The largest and most complex aspect of Business Intelligence (BI) is the data warehouse. In this context, the data warehouse is the repository of data generally fed from many sources to keep historical perspectives of an entity’s data. It is a behemoth that is generally expensive, slow to build, complicated in structure and difficult to maintain. How necessary is it? Does a company need the actual, physical data warehouse to have a successful and sustainable business intelligence (BI) program?
There are many design methodologies that take these issues into consideration. There are advantages and disadvantages to both traditional (and non-traditional) methodologies which I do not cover in this post. My goal is to bring up points of view of why and when a data warehouse may or may not be used. What I would like to cover is:
- The Corporate Information Factory (CIF), based on the Inmon approach
- The Kimball Style of data warehousing
- BI using no data warehouse at all
Corporate Information Factory
The Corporate Information Factory methodology, in a nutshell, says there is no way of getting around this inevitable fact of the need for a data warehouse. In order to have a successful and sustainable BI program, a data warehouse is needed. Not only is it needed, it needs to be completely designed, built and populated prior to any further analysis or BI work can be done. This is due to the nature of how business concepts are intertwined within each other necessitating the big picture view. This style also views the architecture process more from the IT/data perspective compared to the business need point of view.
The Kimball methodology of data warehouse design is not as structured and regimented as the Corporate Information Factory. The Kimball data warehouse is the sum of its parts; meaning one area of the business could be designed, developed and deployed providing BI insight while other aspects of the business have not been discussed. This concept will speed the development of the data warehouse compared to the CIF, but the underlying data warehouse can become much more complex as more and more is added to it along with the possibility of rework. This style views the architecture process from the business needs point of view compared to the IT/data perspective.
No Data Warehouse?
What about not using a data warehouse? In the new age of Data as a Service (DaaS), Master Data Management along with Service Oriented Architecture (SOA), why re-store data from disparate systems? Why not store the metadata of where the data is found and attach the business logic to the SOA call? This can be a very powerful way to gain insight into data. The idea that the development of a data warehouse can be done without the data warehouse. There are already tools that will do this. One of them is Qlikview from Qliktech. The basic premise behind this tool is to allow the user to develop the Transform and Load aspects of ETL (Extract Transform and Load) in memory to delivery very quick analytics in a solid visual manner. This tool is not a methodology, but SOA could be used in a larger context with the same principles. This style views the architecture process as something the business could do, but IT does not have to do.
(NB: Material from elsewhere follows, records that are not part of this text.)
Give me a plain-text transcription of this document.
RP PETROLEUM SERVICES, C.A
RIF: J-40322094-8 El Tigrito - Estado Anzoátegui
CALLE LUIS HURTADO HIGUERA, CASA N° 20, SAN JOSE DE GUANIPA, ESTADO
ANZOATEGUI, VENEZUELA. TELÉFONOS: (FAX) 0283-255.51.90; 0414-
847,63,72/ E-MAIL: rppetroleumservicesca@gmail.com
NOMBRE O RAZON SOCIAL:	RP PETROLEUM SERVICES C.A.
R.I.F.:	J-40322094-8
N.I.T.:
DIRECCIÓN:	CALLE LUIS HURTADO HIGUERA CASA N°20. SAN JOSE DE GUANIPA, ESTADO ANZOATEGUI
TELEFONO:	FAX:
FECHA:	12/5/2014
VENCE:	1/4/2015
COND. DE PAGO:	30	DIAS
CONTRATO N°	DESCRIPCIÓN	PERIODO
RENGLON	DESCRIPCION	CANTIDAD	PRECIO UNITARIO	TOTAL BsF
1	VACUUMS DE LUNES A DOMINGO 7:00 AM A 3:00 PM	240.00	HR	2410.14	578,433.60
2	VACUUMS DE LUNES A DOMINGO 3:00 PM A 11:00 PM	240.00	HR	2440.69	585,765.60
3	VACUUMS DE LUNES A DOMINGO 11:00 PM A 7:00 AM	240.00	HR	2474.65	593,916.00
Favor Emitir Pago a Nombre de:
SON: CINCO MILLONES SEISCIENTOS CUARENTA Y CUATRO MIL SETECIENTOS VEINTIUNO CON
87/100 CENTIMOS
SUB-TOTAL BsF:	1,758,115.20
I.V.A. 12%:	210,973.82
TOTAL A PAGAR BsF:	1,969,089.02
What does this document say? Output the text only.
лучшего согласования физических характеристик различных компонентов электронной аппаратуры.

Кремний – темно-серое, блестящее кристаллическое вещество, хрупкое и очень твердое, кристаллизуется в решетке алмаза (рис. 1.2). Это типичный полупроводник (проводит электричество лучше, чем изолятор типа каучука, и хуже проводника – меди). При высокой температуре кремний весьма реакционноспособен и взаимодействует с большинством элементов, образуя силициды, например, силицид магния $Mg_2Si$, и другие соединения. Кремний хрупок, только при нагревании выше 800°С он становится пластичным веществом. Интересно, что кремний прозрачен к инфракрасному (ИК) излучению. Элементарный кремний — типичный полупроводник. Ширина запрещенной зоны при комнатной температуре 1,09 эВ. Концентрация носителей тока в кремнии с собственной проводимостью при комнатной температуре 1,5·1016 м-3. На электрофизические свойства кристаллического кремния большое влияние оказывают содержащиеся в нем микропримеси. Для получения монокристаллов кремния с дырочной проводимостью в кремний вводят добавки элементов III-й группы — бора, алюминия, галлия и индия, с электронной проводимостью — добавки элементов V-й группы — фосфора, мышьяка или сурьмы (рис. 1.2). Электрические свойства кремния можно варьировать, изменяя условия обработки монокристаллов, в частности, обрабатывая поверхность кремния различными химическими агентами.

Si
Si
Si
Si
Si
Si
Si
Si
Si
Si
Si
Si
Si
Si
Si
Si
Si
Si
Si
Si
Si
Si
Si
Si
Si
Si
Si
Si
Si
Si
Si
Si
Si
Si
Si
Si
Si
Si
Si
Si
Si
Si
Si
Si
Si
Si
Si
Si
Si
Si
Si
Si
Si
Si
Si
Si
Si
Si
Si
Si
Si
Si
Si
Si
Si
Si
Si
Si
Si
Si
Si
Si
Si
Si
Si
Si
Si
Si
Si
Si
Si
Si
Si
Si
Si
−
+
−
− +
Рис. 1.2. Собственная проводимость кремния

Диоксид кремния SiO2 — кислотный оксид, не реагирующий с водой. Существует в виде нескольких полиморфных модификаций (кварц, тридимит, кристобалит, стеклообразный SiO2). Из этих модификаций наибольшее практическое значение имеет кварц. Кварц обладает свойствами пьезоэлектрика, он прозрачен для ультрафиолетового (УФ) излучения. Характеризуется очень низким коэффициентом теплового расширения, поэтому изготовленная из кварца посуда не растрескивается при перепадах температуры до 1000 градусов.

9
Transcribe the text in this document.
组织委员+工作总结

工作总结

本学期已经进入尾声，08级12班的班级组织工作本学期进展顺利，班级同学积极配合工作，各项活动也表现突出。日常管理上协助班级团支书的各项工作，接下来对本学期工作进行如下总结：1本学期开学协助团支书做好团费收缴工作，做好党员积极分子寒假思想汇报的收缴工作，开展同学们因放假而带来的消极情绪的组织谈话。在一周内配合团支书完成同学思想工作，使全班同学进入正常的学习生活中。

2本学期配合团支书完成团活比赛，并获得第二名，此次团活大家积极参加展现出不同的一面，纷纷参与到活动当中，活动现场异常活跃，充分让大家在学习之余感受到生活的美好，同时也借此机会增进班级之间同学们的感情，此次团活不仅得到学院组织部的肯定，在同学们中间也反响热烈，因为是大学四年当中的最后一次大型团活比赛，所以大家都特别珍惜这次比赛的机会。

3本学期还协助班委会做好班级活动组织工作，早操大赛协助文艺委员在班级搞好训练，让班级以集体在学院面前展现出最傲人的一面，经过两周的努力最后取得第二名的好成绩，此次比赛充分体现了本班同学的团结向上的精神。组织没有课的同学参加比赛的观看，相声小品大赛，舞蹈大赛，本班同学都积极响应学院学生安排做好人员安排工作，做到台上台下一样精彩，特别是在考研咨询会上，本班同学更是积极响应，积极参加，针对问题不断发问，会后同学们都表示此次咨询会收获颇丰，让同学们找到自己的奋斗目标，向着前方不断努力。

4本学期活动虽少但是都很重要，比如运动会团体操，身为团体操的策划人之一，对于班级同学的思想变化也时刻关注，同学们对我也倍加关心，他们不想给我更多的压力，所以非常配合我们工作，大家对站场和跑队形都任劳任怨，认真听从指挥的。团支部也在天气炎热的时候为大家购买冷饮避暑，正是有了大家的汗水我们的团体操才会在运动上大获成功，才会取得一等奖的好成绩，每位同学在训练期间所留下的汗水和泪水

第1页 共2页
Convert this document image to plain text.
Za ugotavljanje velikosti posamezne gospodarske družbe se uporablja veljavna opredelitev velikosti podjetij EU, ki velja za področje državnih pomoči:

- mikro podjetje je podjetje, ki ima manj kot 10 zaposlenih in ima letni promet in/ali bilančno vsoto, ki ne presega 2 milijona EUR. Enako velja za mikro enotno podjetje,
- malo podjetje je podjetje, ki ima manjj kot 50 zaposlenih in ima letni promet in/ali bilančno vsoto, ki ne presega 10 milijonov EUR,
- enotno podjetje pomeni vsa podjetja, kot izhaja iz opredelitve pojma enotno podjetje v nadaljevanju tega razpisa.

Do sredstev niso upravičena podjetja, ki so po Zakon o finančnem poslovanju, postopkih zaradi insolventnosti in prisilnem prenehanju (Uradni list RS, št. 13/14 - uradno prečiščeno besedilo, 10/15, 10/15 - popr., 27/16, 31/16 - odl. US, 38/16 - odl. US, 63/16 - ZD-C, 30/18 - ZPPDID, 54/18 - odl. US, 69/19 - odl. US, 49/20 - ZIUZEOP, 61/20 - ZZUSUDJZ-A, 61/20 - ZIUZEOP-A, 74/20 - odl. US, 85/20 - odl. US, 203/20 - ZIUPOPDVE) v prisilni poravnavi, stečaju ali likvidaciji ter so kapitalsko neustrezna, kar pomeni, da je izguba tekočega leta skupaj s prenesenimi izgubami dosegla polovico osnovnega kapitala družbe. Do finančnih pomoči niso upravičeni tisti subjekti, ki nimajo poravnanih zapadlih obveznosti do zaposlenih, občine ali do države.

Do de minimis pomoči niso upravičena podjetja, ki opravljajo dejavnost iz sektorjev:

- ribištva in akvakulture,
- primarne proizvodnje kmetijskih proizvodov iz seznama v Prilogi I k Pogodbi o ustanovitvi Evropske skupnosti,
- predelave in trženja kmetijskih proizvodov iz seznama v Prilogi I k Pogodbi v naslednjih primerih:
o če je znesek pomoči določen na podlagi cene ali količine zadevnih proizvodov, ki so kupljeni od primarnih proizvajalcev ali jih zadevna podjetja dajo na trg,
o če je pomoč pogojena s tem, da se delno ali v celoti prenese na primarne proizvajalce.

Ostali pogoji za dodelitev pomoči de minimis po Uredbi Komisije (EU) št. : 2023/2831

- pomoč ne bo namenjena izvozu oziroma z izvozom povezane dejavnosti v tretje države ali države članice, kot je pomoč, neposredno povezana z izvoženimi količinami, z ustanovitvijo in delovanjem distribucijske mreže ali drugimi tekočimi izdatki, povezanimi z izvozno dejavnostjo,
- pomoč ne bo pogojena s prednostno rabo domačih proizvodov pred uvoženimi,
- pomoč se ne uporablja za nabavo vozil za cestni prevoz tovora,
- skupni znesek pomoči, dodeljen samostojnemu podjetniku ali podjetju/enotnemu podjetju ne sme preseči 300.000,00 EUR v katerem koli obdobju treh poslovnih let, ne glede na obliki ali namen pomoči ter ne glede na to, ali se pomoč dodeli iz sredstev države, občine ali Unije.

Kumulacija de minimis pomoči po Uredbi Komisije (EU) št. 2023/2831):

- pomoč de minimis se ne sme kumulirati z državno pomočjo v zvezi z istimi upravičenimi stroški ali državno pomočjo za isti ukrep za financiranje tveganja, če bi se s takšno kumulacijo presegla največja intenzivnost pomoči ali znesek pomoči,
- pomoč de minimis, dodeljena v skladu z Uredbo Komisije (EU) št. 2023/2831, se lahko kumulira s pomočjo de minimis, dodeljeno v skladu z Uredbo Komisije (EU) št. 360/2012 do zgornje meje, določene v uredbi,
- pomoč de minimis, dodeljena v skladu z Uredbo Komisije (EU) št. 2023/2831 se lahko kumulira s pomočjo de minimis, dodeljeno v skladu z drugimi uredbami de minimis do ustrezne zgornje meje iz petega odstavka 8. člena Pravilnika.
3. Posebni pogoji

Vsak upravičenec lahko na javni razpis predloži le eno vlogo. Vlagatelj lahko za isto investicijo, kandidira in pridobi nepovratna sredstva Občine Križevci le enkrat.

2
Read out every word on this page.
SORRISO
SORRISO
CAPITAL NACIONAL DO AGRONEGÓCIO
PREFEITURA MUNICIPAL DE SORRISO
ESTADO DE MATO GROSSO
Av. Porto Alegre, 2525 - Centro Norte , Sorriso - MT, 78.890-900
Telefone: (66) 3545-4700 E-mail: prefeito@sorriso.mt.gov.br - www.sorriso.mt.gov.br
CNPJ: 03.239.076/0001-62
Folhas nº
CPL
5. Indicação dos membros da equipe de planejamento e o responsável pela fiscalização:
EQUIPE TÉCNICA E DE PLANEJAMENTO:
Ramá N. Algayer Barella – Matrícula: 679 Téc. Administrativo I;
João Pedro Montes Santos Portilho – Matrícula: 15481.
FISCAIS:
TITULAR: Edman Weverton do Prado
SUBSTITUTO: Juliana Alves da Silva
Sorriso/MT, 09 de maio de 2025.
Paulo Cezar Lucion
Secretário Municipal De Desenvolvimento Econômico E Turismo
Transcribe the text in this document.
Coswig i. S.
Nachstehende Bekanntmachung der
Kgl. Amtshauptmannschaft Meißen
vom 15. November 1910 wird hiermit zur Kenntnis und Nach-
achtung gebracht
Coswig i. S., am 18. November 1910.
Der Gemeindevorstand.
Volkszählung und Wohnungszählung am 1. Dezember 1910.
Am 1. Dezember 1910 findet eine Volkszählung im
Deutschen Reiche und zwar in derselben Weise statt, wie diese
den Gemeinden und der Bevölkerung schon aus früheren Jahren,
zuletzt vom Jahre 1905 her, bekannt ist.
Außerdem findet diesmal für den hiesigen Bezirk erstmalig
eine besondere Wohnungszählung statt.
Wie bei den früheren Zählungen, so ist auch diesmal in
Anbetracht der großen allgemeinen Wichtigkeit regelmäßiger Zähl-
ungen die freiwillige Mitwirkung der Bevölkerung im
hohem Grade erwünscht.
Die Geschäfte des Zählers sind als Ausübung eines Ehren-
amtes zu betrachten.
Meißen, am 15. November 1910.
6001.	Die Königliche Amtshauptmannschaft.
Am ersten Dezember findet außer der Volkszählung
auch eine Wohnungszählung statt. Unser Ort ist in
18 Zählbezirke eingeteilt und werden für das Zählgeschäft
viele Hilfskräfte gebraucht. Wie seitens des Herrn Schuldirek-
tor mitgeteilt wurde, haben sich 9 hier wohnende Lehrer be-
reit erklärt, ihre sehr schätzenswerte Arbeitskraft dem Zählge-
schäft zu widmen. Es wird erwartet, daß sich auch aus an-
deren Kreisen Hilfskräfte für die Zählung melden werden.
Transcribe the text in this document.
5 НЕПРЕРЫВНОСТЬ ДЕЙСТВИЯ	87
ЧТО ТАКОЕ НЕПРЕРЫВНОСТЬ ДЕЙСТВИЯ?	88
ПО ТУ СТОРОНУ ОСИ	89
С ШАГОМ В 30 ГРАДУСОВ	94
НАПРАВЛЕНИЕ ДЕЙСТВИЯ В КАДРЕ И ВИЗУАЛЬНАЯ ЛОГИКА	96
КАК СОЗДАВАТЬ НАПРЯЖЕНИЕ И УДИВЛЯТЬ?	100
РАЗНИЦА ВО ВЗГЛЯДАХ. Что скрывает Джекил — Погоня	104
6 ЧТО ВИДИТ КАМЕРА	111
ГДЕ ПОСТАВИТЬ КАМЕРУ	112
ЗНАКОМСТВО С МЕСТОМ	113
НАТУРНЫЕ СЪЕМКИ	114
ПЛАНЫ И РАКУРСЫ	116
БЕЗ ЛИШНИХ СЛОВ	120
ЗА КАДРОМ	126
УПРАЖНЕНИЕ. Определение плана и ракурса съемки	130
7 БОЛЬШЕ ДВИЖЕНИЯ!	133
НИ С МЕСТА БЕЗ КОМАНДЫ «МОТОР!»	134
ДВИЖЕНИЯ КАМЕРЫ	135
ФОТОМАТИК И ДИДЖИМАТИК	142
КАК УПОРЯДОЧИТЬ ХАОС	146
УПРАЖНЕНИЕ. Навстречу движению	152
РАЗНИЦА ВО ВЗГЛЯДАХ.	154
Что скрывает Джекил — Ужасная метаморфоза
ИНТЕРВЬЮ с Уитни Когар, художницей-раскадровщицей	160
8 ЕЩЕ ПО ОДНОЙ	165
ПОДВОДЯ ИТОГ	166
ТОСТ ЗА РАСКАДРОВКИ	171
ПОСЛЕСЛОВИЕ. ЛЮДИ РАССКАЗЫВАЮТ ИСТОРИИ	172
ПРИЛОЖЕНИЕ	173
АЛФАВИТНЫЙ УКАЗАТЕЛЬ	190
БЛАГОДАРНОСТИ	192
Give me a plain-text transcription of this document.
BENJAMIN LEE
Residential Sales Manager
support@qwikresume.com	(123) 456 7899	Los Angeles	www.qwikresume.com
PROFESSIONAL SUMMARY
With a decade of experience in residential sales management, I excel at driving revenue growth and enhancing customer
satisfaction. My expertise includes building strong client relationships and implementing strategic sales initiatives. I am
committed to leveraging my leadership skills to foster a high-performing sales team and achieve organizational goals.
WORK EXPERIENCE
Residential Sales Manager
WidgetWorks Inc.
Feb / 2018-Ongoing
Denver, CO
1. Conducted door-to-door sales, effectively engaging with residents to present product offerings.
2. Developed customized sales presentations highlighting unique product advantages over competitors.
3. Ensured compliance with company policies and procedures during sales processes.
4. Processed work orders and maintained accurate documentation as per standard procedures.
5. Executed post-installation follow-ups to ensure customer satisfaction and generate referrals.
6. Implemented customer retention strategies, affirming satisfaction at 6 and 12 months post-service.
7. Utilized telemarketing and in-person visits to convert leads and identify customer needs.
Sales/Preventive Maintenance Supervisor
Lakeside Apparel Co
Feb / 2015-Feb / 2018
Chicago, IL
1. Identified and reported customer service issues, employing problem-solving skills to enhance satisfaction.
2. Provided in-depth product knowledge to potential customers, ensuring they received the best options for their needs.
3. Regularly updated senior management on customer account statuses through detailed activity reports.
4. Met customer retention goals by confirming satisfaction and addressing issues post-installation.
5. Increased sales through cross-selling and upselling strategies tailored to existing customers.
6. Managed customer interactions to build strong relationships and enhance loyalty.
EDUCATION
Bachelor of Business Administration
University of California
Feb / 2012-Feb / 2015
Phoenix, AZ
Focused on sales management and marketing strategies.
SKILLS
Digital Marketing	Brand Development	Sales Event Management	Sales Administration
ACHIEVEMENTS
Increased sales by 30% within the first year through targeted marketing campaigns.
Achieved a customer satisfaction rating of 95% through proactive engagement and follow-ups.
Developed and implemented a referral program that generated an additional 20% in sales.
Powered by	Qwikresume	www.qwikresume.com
The idea that a data warehouse is necessary for a successful BI implementation is not necessarily true. A data warehouse is not necessary to have analytics or provide a picture of the data you have. I believe it is very questionable to say this process is sustainable to leverage every benefit for BI. The very important aspect of BI that cannot be overcome by SOA, or in-memory analytic tools like Qlikview, is the entire reason the data warehouse first came about.
The decision for building or not building a datawarehouse is all about the history of the data. Not the history that is required by law to be kept like financial data or what in many cases is considered ‘facts’ in the Kimball style. If this were the only history needed, a data warehouse would be less necessary. The type of history that is important is the history that cannot be reproduced within the source systems. This is the history of changes made that are not kept by the source system. In many cases a customer’s address may not be historically important in a transactional/source system so only the most current record is kept. If that history is not kept somewhere (like a data warehouse), analytics of historical purchases of products will not show a true picture of what actually happened. It will only show the picture of what is in the source system at the current point in time. This situation is the quinticential lynchpinn for why a data warehouse should be necessary. The ability to track and keep history that is not kept in the source system is something SOA, or in-memory BI is not capable of reproducing.
If the desired BI capability for the business is operational in nature, a data warehouse will not offer any significant benefit over SOA. This is a short sighted tactical means of looking at data and cannot provide strategic insight, but it certainly could be the best way to answer that need for data given the circumstances. This would not be the end-all-be-all for BI, but it certainly can provide means to start a program.
So does this completely answer the question “Is a data warehouse necessary for BI?” The data warehouse is necessary for a complete and sustainable BI program, but it does not have to be the start of the program. So… of course the answer to that is still…. “It depends…”
CJ · October 14, 2018 at 1:05 pm
This is the theory-based answer, that presumes a technological green field. The reason “building a data warehouse” is a common solution is that for most clients DaaS is not a realistic approach given time, cost, and existing technical constraints.
If business users want information that crosses domains, has integrity, and provides meaningful answers based on all available data, a data warehouse is the least worst option given that data is housed in many existing systems that were not sized for DaaS, not designed or build to integrate seamlessly with other cross-domain systems, and the business can’t wait for those constraints to be addressed.